Needed Space..working in square canvas/ panel

I've read so much recently...just really getting into the grit of my undergraduate college career as an artist and have really been moved by the concept that the process of art making is as simple as addition and subtraction.  Its mark making and the rendering of my subconscious and worldly issues, experiences, and thoughts on panel.  Its the window into my life, my soul.  I've decided that here on out I will work in square format.  It removed the automatic decision of my audience that my work should be horizontal or vertical.  I am really working at allowing the viewer to feel as though he or she can reach into or walk into the window of my mind.  I've been moved by the work of Hyunmee Lee and Jean-Michele Basquiat, hence the square format and mark making aspect and the freedom to make marks in an almost childish way and resort to works and phrases also.  I feel as though I am really growing as an artist, and as a result of the meditative experience, I am growing as an individual.  My REALM series has really been growing, or should I say, evolving and becoming stronger in my effort to put myself in my work. 


"Realm 3 (Premature Autopsy)
D.LAMAR 2011
48" x 48"


Saturday, May 21, 2011

Black Art or Black Artist

 I ran into someone today that saw my most recent painting, "Realm 2" and made the statement: "Oh wow, thats really nice, I really like Black Art"..I guess my question is, why is my work still being classified as "Black Art"? I really don't even like to use the color black in my paintings often, I like a real deep violet. I mean yeah, I'm a Black Artist by root...but I never knew my subconscious had a color.



"Realm 2"
D.LAMAR 2011
6ft x 4ft
now placed on display today at L'Jua's Bar and Grill in Albany, Ga


Thursday, May 19, 2011

Friday, April 22, 2011

Recollections and Review

Recently I have been having a lot of dreams involving my family and friends, more so lost memories.  I had a dream the other day where I go a chance to go back in time and speak with my mother who passed away when I was 12.  All the while, I conversed and got to see her from other peoples' perspectives and also remembered asking her questions about how she raised me as a baby.  I don't remember any of the questions, but the majority of the imagery in the dream is still very vivid now.  I even saw my old neighbor, someone who was like an aunt to me, as she warned me of the dangers of crossing the street and not looking both ways.  Ironcally, my grandmother just spoke with her a few days ago.  This dream really fueled 2 pieces I just completed in sculpture and design 2 class.  At first I was a little skeptical about them because they were sort of rushed, but now that they are complete and have been seen by others, their opinions and commentaries on the pieces put me at ease.  Its funny how my mind works and how a simple opinion can make or break an attitude. 

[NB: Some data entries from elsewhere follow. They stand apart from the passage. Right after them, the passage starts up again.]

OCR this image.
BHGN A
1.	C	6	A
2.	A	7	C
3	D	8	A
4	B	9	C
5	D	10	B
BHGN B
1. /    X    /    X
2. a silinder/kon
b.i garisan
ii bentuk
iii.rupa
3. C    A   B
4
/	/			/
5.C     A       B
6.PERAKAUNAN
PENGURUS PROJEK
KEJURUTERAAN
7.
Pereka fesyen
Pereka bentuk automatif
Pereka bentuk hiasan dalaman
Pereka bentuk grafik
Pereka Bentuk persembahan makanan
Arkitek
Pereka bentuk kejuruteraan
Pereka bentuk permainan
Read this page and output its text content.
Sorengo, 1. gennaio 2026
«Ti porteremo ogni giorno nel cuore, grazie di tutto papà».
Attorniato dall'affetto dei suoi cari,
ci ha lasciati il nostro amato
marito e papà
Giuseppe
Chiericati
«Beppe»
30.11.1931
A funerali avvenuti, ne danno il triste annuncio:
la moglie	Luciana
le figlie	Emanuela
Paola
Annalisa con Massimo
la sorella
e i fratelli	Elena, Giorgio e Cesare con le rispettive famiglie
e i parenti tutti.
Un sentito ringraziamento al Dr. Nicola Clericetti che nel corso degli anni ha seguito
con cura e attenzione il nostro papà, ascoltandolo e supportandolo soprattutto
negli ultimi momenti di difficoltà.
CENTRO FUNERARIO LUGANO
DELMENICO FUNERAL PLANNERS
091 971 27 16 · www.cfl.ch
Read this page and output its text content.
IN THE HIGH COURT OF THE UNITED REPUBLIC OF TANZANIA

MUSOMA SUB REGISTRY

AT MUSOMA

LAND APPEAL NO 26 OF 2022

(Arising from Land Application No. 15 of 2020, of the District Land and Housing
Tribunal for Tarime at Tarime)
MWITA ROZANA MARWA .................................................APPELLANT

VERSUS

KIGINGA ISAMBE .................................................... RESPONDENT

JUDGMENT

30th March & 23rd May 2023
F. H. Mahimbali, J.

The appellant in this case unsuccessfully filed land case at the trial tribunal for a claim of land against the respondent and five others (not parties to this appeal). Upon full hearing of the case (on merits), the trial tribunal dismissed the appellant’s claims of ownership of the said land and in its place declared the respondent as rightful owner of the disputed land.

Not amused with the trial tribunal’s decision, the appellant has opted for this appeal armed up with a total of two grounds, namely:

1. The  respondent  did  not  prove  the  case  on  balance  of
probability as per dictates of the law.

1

A lot of my inspiration has been coming from the works of figurative and abstract artists like Harry Ally, Gustav Klimt, Egon Schiele, and Manuel Neri, but still stemming from lost memories, patterns that really interest me, and relationships lost.  I feel that by me addressing these issues head on in my paintings and sculptures, I am getting closer the peace and clarity that I know is still not going to be attained until I move on from this PLACE in my life.  By PLACE, I am giving no set location, but really just a short/brief period of my life.  There is still a lot of uncertainty and fog that lingers and I know I just have to keep moving through it to find an alternate path.  I guess its just a part of growing up.